Esta mensagem foi enviada à lista de debates Novo Milênio pelo internauta Sérgio (Sean) Muniz em 18/3/2001, que a recebeu do advogado Jayr Sá.

Também foi enviada em 10/1/2001 à lista de debates Idioma pelo Alfredo Spinola, com o adendo de que se trata de uma adaptação do livro "Admirável Mundo Novo" (e teve uma resposta no dia 16/1/2001, do jornalista Odir Cunha, que reproduzimos no final desta página, com o complemento enviado no mesmo dia à lista Idioma pelo internauta santista Albano Fonseca):

Assunto: MEMÓRIAS DO SÉCULO XXI

"Hoje é 20 de agosto de 2124, quarta-feira, que no Brasil agora chama-se wednesday, já que o português foi oficialmente banido quando nos tornamos o 67° Estado dos United States of Wide America, em 2095.

Teve quem não gostasse, claro. Principalmente depois que a Floresta Amazônica virou a Tropical Disney World, mas a maioria apoiou porque finalmente pode tirar passaporte americano sem aporrinhação e passou a receber salário em dólar.

É verdade que muitos brasileiros ainda conservam um ranço xenófobo, o que é meu caso, por isso este relatório está sendo escrito em nossa antiga língua-mãe, que eu só domino porque nasci lá no distante 1980.

Fiz 144 anos, trabalho há 126, estou forte e saudável, mas já ouço insinuações de que minha carreira entrou no plano vegetativo. A vida corporativa do século XXII não é justa com o pessoal da sexta idade, como eu: basta a gente chegar aos 140, e começa a ser discriminado no trabalho...

Os velhos tempos me dão saudade (uma de nossas poucas palavras que entraram no Mega Dicionário Americano, como sinônimo para "senseless feeling"), apesar de quase mais nada ser como era.

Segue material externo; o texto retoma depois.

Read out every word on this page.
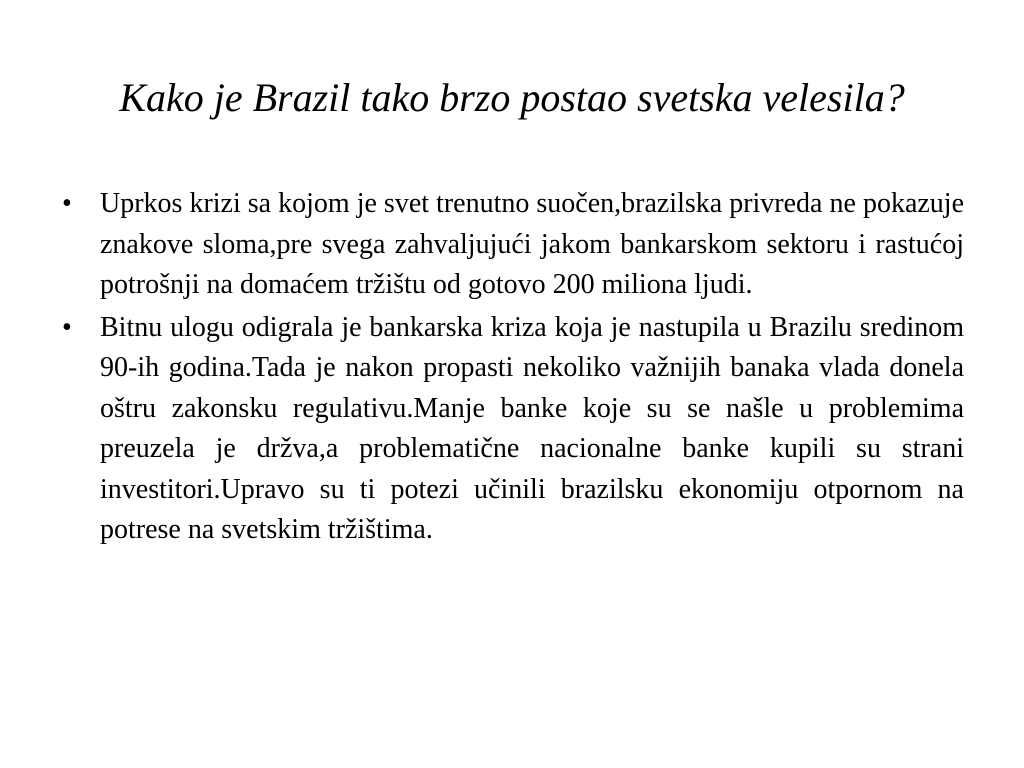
Kako je Brazil tako brzo postao svetska velesila?
•	Uprkos krizi sa kojom je svet trenutno suočen,brazilska privreda ne pokazuje znakove sloma,pre svega zahvaljujući jakom bankarskom sektoru i rastućoj potrošnji na domaćem tržištu od gotovo 200 miliona ljudi.
•	Bitnu ulogu odigrala je bankarska kriza koja je nastupila u Brazilu sredinom 90-ih godina.Tada je nakon propasti nekoliko važnijih banaka vlada donela oštru zakonsku regulativu.Manje banke koje su se našle u problemima preuzela je držva,a problematične nacionalne banke kupili su strani investitori.Upravo su ti potezi učinili brazilsku ekonomiju otpornom na potrese na svetskim tržištima.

Por exemplo, eu nasci com unha, cabelo e dente, últimos resquícios de nossa ascendência selvagem. E na juventude pratiquei zelosamente um ato denominado "sexual" para a reprodução da espécie, coisa que, hoje, a ciência simplificou muito: basta ir a qualquer McDonald's, comprar um kit de óvulo e espermatozóide (o número 3 tem sido o preferido pelos consumidores, porque acompanha uma Coca-Cola grátis) e inseri-lo num tubo plugado a um sistema embrionário - cujo nome técnico é "tamagoshi". Depois, e só redigitar a configuração desejada do genoma e depois ir clicando os comandos para as cargas vitais de proteínas.

Simples. Em seis semanas, aparece a ficha fitoergométrica da criança, os custos de alimentação e educação e a mensagem "Are you sure you want to give birth?" Meu filho mais novo, o 365A27W648, vulgo "8", agora deu de ser curioso e me perguntar porque no meu tempo as coisas eram tão complicadas.

Eu tentei explicar para ele que o tal ato ia além da simples reprodução, que a gente sentia prazer em copular, e ele fez aquela cara de nojo, típica de adolescente recém-saído da universidade. Mas, tudo bem, ele tem só 4 anos, um dia talvez entenda melhor.

Eu sei, estou divagando, desculpem. Não é das reviravoltas da natureza que este relatório trata, e sim das relações no trabalho. Meu hiperboss vai fazer uma apresentação no mês que vem, em Urano - com o criativo titulo de "Como enfrentar os Desafios do Século XXII" - e pediu minha colaboração.

Ele quer mostrar às novas gerações a evolução da interação entre empresas e funcionários ao longo dos últimos 150 anos, desde a chamada "Era Jurássica Trabalhista" (1980-2020) até o aparecimento do "Homo Pizza", no final do século XXI. E me escolheu porque eu vivi todas as etapas do processo, além de ser o único por aqui que ainda sabe usar algarismos romanos.

Então, vamos lá:

TRANSPORTE

Os empregados acordavam de manhã e iam para seu local de trabalho dirigindo um veículo pesadão e lerdo, que funcionava queimando derivados do extinto petróleo, chamado "automóvel" - não sei bem por que esse nome, que significa "move-se por si mesmo", já que o tal veículo só se movia sob comando humano e, algumas vezes, nem assim.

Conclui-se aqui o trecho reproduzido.